In fact, his quote has been adapted to form the Eisenhower Decision Principle, a popular time management matrix. The point I want to drive home here is that, regardless of whether or not something is urgent, important, both or neither, leaders must exercise discipline and not lose our cool in the process. If anxiety and panic are contagious, then leaders, through emotional literacy, can work hard on making calmness and levelheadedness even more contagious.

When leaders are disciplined enough to say stay calm and positive, we find ourselves in a better position to think and communicate more clearly with our teams. In a better position to lead them. After all, we cannot get the best of our teams or ourselves if we are distracted. Of course, many of us have families, a tonne of pressing obligations, and jam-packed to-do lists, but a disciplined approach to building and maintaining healthy and productive relationships is essential to developing our emotional literacy.

The last step is Compassionate Empathy. And for this to even have a shot at working, we need to rely on the first two tips heavily. Empathy is defined as the ability to put ourselves in someone else's shoes to really understand how they may feel or react to a certain situation. It is the first real way that we can connect with our teams. It is the first real way that we can communicate with them. Leaders must have the ability to connect and communicate effectively to properly manage relationships and motivate our people in the desired direction. In order to do this, we must have an empathic relationship with them.

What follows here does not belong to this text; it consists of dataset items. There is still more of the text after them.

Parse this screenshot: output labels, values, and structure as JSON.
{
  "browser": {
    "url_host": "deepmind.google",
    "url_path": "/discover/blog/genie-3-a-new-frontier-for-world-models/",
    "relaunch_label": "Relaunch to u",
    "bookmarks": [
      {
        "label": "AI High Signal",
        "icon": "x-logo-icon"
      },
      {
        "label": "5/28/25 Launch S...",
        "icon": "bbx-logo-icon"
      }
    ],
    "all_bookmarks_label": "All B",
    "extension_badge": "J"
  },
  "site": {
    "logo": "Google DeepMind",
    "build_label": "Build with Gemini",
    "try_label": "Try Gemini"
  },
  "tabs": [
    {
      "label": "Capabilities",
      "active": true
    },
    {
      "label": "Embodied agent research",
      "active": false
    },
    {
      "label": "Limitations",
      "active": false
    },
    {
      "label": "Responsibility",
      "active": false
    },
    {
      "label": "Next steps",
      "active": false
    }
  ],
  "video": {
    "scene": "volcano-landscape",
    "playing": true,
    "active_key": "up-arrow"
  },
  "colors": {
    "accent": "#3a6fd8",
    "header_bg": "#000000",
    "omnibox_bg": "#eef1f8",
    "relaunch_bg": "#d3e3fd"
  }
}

When we develop empathy, as leaders, we can relate better with our teams. The more (or better) we can do this, the better we become at understanding what motivates or upsets them. Having said that, a good first step is to acknowledge that we can never really put ourselves in anyone else’s shoes. As much as we would like to. That “truth” is probably as important as the nevertheless efforts that we must make to have the compassionate empathy.

The Emotionally Literate Leader: A Continual Work in Progress?
Self-Assessment, Discipline, and Compassionate Empathy are my 3 keys for building emotional literacy, for training ourselves to be better able to recognise the nuances in our emotions and for getting the most out of our teams. They were not always my keys, but time brings experience and experience brings wisdom. What we do with that wisdom is up to each of us.

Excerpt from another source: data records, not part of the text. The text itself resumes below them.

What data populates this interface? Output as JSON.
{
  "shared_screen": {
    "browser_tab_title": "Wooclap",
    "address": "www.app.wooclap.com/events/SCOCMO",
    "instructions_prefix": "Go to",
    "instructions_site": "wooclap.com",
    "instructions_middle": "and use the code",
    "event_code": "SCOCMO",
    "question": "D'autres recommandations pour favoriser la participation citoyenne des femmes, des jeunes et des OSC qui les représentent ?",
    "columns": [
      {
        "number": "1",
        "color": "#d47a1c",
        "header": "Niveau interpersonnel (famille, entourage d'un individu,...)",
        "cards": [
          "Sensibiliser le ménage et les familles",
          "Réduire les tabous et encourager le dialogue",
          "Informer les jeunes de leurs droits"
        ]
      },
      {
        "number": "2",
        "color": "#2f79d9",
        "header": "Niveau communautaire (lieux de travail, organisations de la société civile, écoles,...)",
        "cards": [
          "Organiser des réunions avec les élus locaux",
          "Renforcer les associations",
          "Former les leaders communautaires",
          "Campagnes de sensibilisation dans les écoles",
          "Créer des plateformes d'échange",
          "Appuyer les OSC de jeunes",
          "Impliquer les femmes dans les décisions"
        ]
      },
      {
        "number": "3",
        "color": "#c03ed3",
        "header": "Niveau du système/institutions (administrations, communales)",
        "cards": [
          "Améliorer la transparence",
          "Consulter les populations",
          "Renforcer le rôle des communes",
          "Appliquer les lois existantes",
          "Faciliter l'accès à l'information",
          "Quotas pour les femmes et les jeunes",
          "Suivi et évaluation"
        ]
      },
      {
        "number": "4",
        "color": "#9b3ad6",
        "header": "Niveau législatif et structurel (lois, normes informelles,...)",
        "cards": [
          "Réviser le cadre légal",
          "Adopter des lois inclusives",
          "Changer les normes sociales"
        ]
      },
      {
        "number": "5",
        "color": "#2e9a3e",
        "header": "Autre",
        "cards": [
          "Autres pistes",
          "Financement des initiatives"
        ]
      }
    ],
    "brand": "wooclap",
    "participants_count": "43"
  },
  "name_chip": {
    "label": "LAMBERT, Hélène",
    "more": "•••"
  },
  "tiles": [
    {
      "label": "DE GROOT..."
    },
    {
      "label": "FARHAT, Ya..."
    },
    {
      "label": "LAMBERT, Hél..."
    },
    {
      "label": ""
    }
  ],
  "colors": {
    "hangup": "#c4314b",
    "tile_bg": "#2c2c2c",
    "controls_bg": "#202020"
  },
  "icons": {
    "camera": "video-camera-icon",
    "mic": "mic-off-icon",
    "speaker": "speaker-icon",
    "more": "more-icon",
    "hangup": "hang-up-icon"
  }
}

In my practice, this has opened meaningful and sustainable pathways to better communicate with my teams, my peers, and my community. It has not always been a smooth path as there have been many obstacles along the way. In fact, it remains one of the most difficult tasks that I have set for myself.

But I honestly believe that this path, less travelled as it were, has led to better communication, with fewer conflicts and a much more open, honest and supportive workplace across the network.

Emotional Literacy is something that I actively encourage throughout and wholeheartedly endorse as the bedrock of my organisation’s success. Of course, in the financial services industry, as some would quickly tell you, it is often regarded as being about profit margins and risk management. But behind those numbers and figures are people. People working hard and working together. Most of all, leading and serving those people is you, their leader.

Without active and practiced emotional literacy, we cannot lead ourselves. And if we can’t lead ourselves, how can we expect to lead others? How dare we?

What are some of your tips for developing emotional literacy? What strategies are you employing in your organisations? I would really love to know.